Por otra parte, sin demeritar los atributos que la señora Piedra Ibarra tiene, el proceso de su designación se vio empañado por una presunta violación de la fracción IV del art. 9 de la ley que regula a la propia Comisión, la cual estipula que no puede llegar a ese cargo quien hubiere desempeñado algún cargo de dirección partidista en el último año al de su designación. La señora Piedra Ibarra ha reconocido que no solamente es militante de Morena sino que, además, era parte de su Consejo Nacional. La controversia radica en sí pertenecer a ese cuerpo colegiado de Morena automáticamente la convierte en alguien que ocupa un cargo de dirección partidista.

Resulta un tanto desconcertante que una parte de la discusión se concentre en la designación de alguien que no solamente es simpatizante del presidente en turno, sino que forma parte del partido que lo llevó al poder, cuando todos los presidentes han hecho lo mismo desde la creación de la propia Comisión. En otras palabras, presidentes de la Comisión genuinamente independientes para nuestra desgracia no hemos tenido hasta la fecha. Esto, por supuesto, no quiere decir que debemos aceptar el destino manifiesto y, por lo tanto, no tenemos más remedio que aguantar las decisiones que se han tomado desde la cúpula del poder. Lo que sí tenemos con este nombramiento es a alguien que sí ha estado del lado de las víctimas. Más que una académica, lo que tenemos es un perfil con un conocimiento acerca de quienes padecen la violación de sus derechos humanos por su participación en grupos de la sociedad civil que se dedican a esa importante tarea, cosa que no ocurría en las anteriores presidencias. Los presidentes anteriores de la CNDH podrán tener las mejores cartas académicas, pero varios de ellos tuvieron no solamente desempeños cuestionables sino a menudo actitudes frívolas frente a la gravedad de los hechos, mientras se despachaban con la cuchara grande del presupuesto asignado. 
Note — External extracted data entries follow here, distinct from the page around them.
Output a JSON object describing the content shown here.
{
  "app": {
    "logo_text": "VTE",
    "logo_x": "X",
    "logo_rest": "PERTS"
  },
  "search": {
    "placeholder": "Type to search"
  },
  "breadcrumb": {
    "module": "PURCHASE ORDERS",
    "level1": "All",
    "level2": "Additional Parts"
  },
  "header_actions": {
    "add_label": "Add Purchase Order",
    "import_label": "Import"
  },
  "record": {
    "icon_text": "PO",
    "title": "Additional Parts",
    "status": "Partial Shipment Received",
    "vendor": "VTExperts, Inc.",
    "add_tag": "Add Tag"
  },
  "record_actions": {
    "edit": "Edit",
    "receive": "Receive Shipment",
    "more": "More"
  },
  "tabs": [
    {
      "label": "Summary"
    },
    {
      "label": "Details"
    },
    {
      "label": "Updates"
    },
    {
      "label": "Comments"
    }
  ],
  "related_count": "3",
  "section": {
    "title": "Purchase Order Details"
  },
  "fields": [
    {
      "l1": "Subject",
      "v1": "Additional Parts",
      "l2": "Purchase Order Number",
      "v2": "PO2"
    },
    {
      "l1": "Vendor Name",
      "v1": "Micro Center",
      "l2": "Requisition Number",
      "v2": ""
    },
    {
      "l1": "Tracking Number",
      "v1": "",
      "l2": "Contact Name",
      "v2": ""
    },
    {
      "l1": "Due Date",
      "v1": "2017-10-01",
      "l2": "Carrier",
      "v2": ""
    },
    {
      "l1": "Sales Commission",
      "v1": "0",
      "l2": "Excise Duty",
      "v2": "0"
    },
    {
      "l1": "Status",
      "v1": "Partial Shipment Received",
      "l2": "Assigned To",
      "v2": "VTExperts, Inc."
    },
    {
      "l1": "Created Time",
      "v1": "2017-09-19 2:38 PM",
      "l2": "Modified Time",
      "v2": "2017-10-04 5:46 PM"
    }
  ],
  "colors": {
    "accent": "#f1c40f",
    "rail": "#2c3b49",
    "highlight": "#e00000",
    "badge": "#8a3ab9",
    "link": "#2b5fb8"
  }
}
Con todo, no hay de que sorprenderse cuando un nuevo gobierno ha llegado y decide renovar los cuadros que habrán de apoyarle en determinadas tareas. Todos los gobiernos de la república lo han hecho y si bajamos en la escala del poder formal en México, ocurren cosas peores en los llamados gobiernos subnacionales. Lo que sí resulta un tanto preocupante es que el gobierno de la 4T haya apostado por ejercer el poder sin cortapisas en este tema, cuando pudo haber transitado por otros caminos menos pedregosos y polémicos. La innecesaria confrontación por la designación de la nueva presidencia de la Comisión de  los Derechos Humanos en México, deja a la gestión que apenas comienza en un estado de fragilidad institucional que impactará su credibilidad ante la opinión pública, como ya lo empezamos a ver.